News, opinions and predictions on Brexit are changing almost hourly. Whichever side you come down on, the uncertainties surrounding Brexit are a concern. For organisations making deliveries and collections in Europe, the unpredictability can be worrying.

While we can’t predict the future, we are able to share with you the latest Government guidelines for post-Brexit driving in the EU.

The guidelines were first released in October by the DfT (Department for Transport), DVLA (Driver and Vehicle Licensing Agency) and DVSA (Driver and Vehicle Standards Agency). At the time of writing, they were last updated on 12th March, in preparation for the 29th March.

Commercial vehicle operators & Brexit


Registration documents

The guidelines tell drivers to continue carrying vehicle registration documents when driving abroad. These documents can be the vehicle log book (V5C) or a VE103, for hired vehicles.

Number plates & national identifiers

When driving UK-registered vehicles internationally, you should display a GB sign. This will continue to be the case after Brexit. The guidelines recommend displaying a GB identifier:

“irrespective of whether you currently have a number plate which includes the GB identifier“

Trailer registration

After 28th March 2019, some trailers must be registered with the DVLA before travel in most EU EEA and European countries. Commercial trailers weighing over 750kg (and all trailers weighing over 3,500kg, whether commercial or not) must be registered. Commercial trailers up to 750kg can also be registered on a voluntary basis.

Registered vehicles driving outside the UK must:

“display their own registration plate (separate from the vehicle towing them) [and] be able to present the Trailer Registration Certificate to a foreign authority on request”


Drivers licences & documentation

Whatever the final outcome, UK drivers will likely need different permits when travelling in the EU. Government documentation advises:

“From 28 March 2019, drivers from the UK may need a different international driving permit (IDP) to drive abroad. If the UK leaves the EU without a deal, UK drivers may also need an IDP and extra documentation to drive in the EU and EEA.”

“On 28 March 2019, the type of international driving permit (IDP) that some countries outside the EU and EEA recognise will change. From 29 March 2019, in the event that there is no EU Exit deal, you may need an IDP in addition to your UK driving licence to drive when visiting EU and EEA countries.”

“If you hold a UK driving licence you will not need an IDP to drive when visiting Ireland from 29 March 2019”

This means that, whatever the outcome, drivers will likely need a different international driving permit (IDP)to drive abroad in the EU and EEA. They may need extra documentation too. Additionally, some countries outside the EU and EEA may also require a different type of IDP for UK drivers.

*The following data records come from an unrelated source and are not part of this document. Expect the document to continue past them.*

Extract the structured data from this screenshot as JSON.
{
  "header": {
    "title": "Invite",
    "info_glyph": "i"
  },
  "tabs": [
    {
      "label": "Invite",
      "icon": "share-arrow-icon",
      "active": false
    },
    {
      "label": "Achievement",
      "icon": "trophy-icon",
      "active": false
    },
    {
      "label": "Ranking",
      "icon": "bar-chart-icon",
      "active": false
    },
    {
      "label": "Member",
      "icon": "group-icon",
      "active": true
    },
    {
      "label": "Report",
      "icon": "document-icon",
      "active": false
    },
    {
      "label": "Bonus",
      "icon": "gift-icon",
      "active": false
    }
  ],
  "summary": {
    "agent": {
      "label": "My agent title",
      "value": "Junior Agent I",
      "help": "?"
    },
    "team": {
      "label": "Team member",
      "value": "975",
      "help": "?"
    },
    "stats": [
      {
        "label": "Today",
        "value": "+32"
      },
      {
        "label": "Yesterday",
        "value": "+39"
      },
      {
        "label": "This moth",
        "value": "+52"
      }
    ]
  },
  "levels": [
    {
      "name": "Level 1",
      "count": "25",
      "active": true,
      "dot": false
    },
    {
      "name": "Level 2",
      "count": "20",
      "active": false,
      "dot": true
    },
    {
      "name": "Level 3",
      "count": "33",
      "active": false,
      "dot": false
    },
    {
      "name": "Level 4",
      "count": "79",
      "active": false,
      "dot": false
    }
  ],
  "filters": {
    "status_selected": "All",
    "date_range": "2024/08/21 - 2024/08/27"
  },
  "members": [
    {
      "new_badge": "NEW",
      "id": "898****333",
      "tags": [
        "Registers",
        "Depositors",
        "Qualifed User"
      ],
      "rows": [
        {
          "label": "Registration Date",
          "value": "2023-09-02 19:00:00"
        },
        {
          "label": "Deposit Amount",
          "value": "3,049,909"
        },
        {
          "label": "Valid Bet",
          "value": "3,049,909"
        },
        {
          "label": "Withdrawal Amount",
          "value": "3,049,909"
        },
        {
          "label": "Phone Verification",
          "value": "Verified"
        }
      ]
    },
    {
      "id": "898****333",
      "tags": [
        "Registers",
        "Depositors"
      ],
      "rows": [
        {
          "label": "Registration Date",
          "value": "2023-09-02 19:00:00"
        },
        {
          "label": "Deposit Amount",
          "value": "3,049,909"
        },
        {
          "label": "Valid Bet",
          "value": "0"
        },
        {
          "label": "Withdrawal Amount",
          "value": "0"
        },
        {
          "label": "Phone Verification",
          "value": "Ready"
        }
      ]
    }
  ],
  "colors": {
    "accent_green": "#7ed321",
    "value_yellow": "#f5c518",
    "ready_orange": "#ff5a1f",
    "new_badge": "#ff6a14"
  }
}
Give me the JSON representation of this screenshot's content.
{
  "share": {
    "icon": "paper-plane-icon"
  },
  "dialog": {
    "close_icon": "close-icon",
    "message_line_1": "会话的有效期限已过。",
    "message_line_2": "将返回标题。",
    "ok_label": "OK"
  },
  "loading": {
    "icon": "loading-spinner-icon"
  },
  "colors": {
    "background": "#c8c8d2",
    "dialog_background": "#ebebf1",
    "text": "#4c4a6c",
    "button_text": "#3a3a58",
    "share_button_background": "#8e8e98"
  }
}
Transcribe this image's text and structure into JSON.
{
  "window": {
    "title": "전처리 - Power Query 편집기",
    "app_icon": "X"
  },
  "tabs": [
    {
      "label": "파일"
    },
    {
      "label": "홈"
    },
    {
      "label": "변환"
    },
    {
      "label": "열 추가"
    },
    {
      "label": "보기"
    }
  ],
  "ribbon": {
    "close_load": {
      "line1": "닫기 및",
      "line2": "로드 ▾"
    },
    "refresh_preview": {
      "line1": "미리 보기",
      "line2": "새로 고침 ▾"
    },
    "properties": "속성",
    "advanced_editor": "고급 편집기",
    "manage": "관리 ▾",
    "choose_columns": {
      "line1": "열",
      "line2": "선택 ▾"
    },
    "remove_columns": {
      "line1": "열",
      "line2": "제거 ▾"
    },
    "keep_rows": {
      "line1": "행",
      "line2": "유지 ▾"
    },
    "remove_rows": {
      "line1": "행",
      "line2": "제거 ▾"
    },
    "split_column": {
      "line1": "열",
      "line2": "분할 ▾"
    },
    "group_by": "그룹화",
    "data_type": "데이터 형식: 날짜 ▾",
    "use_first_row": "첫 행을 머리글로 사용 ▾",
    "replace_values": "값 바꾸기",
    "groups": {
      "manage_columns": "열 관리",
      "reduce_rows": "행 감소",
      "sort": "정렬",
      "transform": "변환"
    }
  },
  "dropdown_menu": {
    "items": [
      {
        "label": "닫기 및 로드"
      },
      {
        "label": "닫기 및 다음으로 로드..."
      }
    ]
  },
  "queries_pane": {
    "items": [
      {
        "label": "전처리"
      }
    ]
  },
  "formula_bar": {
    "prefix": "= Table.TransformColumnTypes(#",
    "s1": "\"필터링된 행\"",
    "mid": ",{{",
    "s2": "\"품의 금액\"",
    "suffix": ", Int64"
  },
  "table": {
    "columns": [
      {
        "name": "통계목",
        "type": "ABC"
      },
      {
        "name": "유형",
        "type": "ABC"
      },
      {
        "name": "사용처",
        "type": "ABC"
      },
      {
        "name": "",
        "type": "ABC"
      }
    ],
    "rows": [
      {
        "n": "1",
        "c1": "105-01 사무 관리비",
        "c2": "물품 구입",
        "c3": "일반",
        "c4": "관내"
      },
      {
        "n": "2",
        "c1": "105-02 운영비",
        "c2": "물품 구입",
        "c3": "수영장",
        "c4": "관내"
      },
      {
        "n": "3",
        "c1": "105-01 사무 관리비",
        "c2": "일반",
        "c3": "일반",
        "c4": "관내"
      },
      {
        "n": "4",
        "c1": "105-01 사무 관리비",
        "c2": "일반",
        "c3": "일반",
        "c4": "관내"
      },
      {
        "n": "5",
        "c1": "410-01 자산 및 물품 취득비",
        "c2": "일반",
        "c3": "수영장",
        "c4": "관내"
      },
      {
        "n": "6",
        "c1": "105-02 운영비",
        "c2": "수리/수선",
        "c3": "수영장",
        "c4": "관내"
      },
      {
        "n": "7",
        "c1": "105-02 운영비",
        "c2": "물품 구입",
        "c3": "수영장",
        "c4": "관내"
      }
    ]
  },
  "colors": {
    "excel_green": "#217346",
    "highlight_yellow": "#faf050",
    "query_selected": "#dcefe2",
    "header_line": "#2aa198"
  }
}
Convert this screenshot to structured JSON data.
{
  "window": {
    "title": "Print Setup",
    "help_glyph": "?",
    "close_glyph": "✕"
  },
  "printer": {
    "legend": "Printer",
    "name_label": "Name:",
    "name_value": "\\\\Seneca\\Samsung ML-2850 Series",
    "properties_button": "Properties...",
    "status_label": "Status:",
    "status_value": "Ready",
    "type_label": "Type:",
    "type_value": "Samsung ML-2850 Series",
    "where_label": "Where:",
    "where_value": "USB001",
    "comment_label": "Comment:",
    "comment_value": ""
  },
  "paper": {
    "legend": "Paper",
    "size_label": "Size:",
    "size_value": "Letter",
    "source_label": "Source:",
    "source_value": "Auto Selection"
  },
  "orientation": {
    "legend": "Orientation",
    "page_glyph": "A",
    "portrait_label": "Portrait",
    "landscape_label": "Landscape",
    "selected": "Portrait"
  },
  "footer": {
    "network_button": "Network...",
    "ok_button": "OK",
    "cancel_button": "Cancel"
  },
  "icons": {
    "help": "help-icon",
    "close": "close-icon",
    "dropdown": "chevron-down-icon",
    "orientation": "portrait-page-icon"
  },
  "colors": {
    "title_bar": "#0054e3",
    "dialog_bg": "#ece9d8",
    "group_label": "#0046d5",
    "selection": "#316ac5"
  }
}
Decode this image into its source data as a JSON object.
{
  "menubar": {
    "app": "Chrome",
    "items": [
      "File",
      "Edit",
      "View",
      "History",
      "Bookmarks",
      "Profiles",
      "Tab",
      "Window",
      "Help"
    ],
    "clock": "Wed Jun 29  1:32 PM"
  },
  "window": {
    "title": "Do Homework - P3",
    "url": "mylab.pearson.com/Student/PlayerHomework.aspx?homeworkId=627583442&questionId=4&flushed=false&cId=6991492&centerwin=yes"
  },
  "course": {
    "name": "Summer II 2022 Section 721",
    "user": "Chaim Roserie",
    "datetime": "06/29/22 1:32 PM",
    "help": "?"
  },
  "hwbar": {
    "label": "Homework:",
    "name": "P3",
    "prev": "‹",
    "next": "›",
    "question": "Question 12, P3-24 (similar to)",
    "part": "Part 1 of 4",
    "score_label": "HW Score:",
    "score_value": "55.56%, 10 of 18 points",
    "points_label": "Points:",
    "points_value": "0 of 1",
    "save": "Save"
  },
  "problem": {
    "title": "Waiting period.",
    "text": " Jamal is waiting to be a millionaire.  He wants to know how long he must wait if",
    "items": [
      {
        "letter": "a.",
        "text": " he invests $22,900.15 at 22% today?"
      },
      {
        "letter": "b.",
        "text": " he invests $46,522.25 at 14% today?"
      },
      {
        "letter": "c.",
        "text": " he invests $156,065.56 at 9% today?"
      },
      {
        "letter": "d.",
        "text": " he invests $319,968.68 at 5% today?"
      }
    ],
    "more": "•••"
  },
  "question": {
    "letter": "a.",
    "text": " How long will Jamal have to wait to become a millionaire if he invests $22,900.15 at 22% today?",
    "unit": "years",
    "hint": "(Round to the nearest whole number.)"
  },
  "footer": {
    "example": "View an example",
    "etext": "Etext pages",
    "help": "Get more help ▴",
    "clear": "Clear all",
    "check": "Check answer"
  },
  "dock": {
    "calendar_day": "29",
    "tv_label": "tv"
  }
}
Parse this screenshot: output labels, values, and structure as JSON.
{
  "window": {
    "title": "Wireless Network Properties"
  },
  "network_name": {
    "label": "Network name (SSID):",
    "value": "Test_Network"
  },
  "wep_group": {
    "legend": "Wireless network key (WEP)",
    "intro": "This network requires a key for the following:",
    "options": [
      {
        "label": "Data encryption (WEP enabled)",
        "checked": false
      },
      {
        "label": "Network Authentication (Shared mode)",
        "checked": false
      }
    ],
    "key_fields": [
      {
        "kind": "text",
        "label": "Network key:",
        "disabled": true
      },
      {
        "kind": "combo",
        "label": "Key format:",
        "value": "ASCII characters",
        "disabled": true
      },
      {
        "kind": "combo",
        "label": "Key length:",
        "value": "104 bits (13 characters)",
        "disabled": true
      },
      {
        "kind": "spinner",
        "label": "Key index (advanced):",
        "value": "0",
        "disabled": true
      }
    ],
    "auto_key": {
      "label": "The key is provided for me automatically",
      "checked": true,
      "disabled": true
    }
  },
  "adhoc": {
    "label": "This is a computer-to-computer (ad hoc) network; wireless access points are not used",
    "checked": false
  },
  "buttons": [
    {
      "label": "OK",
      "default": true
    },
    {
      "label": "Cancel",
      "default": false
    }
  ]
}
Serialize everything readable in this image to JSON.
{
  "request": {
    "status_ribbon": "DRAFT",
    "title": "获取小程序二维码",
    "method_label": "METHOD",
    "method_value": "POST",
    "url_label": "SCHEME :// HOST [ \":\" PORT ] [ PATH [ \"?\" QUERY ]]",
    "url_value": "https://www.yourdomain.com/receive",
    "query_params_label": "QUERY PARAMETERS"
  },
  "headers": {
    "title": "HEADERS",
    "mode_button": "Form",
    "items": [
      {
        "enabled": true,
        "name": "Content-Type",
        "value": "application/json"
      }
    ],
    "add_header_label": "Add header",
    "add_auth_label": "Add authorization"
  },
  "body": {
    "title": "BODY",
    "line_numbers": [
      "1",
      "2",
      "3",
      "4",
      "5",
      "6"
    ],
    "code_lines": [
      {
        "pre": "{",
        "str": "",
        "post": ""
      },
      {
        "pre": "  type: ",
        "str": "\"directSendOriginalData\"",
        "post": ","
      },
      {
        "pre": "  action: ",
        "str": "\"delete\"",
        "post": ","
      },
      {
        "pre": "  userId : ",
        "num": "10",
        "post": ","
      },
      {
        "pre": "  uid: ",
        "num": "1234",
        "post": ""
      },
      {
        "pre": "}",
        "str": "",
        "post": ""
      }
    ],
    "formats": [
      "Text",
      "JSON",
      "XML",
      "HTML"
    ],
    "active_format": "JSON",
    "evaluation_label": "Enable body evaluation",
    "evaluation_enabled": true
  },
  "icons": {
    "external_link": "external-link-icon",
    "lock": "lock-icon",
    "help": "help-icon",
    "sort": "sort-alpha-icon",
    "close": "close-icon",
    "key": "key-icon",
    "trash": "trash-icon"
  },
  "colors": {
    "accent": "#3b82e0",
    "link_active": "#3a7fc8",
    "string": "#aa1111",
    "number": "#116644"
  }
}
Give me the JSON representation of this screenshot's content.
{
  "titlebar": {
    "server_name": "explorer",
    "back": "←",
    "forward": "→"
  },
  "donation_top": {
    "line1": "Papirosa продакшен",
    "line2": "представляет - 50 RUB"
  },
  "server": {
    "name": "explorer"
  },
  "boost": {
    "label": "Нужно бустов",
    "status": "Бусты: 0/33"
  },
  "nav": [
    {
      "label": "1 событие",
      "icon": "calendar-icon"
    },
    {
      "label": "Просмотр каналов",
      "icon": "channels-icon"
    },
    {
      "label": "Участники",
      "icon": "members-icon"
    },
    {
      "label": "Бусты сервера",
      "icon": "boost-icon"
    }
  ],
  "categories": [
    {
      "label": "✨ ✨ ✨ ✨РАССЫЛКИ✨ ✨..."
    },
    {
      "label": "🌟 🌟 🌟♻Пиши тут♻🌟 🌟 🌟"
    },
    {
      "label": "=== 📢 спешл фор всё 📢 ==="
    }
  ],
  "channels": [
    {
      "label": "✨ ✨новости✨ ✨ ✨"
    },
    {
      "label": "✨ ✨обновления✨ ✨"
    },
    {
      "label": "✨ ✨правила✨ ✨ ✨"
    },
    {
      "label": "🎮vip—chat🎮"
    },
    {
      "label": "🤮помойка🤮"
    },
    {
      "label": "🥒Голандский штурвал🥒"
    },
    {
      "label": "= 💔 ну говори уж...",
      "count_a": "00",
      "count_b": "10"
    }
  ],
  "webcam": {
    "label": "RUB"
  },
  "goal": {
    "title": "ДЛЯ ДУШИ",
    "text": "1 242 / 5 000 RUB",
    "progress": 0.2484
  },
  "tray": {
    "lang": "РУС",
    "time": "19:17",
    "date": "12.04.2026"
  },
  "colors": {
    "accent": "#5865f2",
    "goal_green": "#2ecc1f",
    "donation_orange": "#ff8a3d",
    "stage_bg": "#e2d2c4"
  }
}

Drivers with a UK licence will probably not, however, need an IDP to drive in Ireland.

Commercial drivers

Community licences & ECMT permits

At the moment, UK HGV drivers must have a standard international operator’s licence and a community licence to undertake journeys to, from or through the EU and EEA. This does not apply to vehicles under 3.5 tonnes, or to non-commercial journeys (drivers operating on their own account & carrying their own goods).

The Brexit guidelines for commercial HGV drivers state that in the case of a no EU Exit deal:

“The European Commission has proposed steps to allow UK hauliers to continue transporting goods into the EU and EEA without permits until 31 December 2019. The UK government now expects most operators will not need an ECMT permit to do most types of business in the EU”

This would mean that UK operators only need ECMT permits to travel through the EU to non-EU countries.

Driver CPC

Commercial HGV drivers are required to have a Driver Certificate of Professional Competence (CPC) qualification, for driving in the EU and EEA.

After Brexit, the UK will continue to recognise Driver CPC qualifications from EU countries. EU countries, however, may not recognise UK-issued Driver CPC qualifications.

Drivers planning to continue driving through EU or EEA countries after Brexit are advised in the guidelines to:

“exchange their UK Driver CPC for an EU Driver CPC before the UK leaves the EU”

Driving to EU countries

Using the Port of Dover or Eurotunnel to travel to and from EU countries has been a worry for commercial vehicle operators.

The guidelines state that:

“There are contingency plans to manage freight traffic on the major roads leading to the Port of Dover and Eurotunnel. These plans, activated in times of cross-Channel disruption, are known as Operation Brock. If the UK leaves the EU without a deal, Operation Brock may be activated if there are significant delays at the border between Dover and Calais”.

Delays are likely, so forward planning a checking for updates is essential when routing vehicles into the EU.

We may be in a period of uncertainty and change, but staying informed through official governmental communications is critical to successfully managing your operations through Brexit.